The distinction is crucial because the best and safest way to sample without bias is to randomize, and thereafter one should add other elements to the experimental design to remove bias. For example, when the extraneous variables you list and others intrude to confound a treatment effect, one might add a cross-over (reverse-treatment) design to introduce within-subject controls over variation. Other steps such as blinding, you mention, are also essential to removing bias in other steps in the process. I would add safeguards against reporting bias (not publishing all relevant methods or data) and treatment bias (varying the quantity or the quality of the treatment). These are all compatible with randomized trials.

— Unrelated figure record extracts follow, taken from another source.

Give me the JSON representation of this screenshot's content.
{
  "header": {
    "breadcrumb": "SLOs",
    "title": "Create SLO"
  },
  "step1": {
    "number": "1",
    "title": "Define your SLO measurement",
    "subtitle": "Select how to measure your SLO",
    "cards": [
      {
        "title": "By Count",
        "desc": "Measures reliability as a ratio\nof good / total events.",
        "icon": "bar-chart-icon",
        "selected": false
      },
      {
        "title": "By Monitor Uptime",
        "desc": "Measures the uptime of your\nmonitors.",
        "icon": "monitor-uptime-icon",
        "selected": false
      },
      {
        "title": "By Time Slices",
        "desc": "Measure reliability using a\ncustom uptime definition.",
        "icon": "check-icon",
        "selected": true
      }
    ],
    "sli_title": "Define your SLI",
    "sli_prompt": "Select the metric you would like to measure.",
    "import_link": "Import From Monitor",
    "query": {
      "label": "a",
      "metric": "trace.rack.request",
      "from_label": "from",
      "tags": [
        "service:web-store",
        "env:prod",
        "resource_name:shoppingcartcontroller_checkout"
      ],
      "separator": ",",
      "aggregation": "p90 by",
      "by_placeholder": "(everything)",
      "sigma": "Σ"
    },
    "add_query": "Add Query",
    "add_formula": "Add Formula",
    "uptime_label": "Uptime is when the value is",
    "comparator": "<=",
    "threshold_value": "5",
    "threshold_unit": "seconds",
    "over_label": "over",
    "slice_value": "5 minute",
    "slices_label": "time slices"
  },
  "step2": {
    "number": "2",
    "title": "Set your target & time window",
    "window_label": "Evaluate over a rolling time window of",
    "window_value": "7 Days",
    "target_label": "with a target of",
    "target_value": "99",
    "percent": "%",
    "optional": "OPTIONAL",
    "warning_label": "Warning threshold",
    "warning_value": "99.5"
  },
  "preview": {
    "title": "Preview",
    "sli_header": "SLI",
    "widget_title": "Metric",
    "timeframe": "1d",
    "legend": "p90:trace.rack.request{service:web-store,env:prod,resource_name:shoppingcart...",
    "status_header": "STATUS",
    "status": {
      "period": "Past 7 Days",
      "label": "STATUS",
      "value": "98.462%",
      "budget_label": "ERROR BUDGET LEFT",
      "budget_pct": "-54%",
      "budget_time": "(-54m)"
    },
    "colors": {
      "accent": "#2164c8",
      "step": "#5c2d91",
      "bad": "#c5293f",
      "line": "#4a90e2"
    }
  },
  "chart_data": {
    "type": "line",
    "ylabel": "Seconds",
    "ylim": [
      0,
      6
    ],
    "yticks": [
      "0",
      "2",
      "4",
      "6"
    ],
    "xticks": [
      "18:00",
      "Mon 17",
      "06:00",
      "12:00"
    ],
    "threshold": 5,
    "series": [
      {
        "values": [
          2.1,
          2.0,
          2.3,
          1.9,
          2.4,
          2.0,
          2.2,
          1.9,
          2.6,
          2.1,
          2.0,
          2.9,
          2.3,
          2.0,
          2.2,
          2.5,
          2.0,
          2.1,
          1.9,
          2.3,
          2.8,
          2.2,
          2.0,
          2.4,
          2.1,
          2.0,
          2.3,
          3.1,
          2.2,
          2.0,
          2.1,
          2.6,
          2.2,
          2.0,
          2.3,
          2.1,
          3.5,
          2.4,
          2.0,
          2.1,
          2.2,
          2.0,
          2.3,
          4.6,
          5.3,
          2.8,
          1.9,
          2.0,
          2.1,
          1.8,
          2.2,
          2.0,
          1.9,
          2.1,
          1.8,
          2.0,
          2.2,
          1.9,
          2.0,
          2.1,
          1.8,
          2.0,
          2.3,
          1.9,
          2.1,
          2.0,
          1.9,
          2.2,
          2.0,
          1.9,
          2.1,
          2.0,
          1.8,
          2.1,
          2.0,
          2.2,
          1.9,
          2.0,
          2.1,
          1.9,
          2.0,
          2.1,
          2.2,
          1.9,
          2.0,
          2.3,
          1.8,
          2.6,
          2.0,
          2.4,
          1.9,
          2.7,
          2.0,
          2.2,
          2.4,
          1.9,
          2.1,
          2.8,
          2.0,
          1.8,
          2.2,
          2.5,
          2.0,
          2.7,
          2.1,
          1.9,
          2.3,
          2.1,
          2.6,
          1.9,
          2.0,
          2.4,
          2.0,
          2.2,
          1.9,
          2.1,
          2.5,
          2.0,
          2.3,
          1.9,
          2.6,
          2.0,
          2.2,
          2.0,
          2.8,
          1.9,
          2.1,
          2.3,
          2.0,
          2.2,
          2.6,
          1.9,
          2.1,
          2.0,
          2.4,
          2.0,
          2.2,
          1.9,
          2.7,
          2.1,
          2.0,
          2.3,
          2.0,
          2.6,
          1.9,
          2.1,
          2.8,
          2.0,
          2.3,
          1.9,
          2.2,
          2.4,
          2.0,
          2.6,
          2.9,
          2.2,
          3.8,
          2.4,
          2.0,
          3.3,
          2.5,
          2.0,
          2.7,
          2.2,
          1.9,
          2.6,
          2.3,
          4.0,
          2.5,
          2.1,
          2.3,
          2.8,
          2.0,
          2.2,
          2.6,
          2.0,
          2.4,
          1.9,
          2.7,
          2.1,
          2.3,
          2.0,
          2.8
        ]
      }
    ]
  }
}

I feel your essay will suggest to some reaserchers that they can justify non-random selection by citing you. It is not an either or choice. Randomization with rigorous and vigilant constraints on other forms of bias are needed. The history of biomedical research and other fields is littered with the graves of other approaches. Therefore, while I agree that other types of studies can help shed light on results, I differ on the weight you place on bias and your solution to it.
Cordially,
Adrian Treves
Iomandis JP. 2005. Why Most Published Research Findings Are False. PLOS Medicine 2:e124.
Mukherjee S 2010. The Emperor of All Maladies: A Biography of Cancer. Scribner, Mew York.
Treves A, Krofel M, McManus J. 2016. Predator control should not be a shot in the dark. Frontiers in Ecology and the Environment 14:380-388.
Ohrens O, Bonacic C, Treves A. in press. Non-lethal defense of livestock against predators: Flashing lights deter puma attacks in Chile. Frontiers in Ecology and the Environment.
The point is not whether a study design results in bias but rather how much those sources of bias could explain the observed effect. Hard to explain away big results without a large methodlogical flaw in ascertainmeny or follow-up. But certainly an important consideration for modest effects
There is the naturalistic fallacy to consider, too, which I am currently writing about in connection with behavioural economics. Is-ought distinction. I agree that science is a social activity and therefore it cannot escape the influence of social, cultural, political and economic norms.
A major flaw in the current positivist revival is that it has trodden over old critiques, such as the fallibility of scientific methodology, the verification principle is itself unverifiable, there is no privileged, mind and culture- independent, ‘objective’ vantage point accessible only for choice architects and behavioural economists to observe from, and so on.
In public policy, qualitative methodology as a feedback mechanism is highly valuable in that it allows citizens a space for meaningful, and above all, democratic dialogue. Without that dialogue, behavioural economics is simply a prop for failing neoliberal policies, entailing an authoritarian state that simply ACTS UPON passive subjects without their consent, without respect for their autonomy and without any incusion in discussion of their needs or participation in decision making.
The implications of that are ghastly.
Any system that involves humans is unlikely to be perfect, but the perfect should not be the enemy of the good. RCTs are the best method we have of proving that an intervention works, and they are (no pun intended) proving invaluable in ridding our health systems of medieval nonsense like acupuncture, homeopathy and other forms of alternative “medicine.” I guarantee that your work will be pounced on by pseudoscientists of every stripe as “evidence” that their voodoo “works.”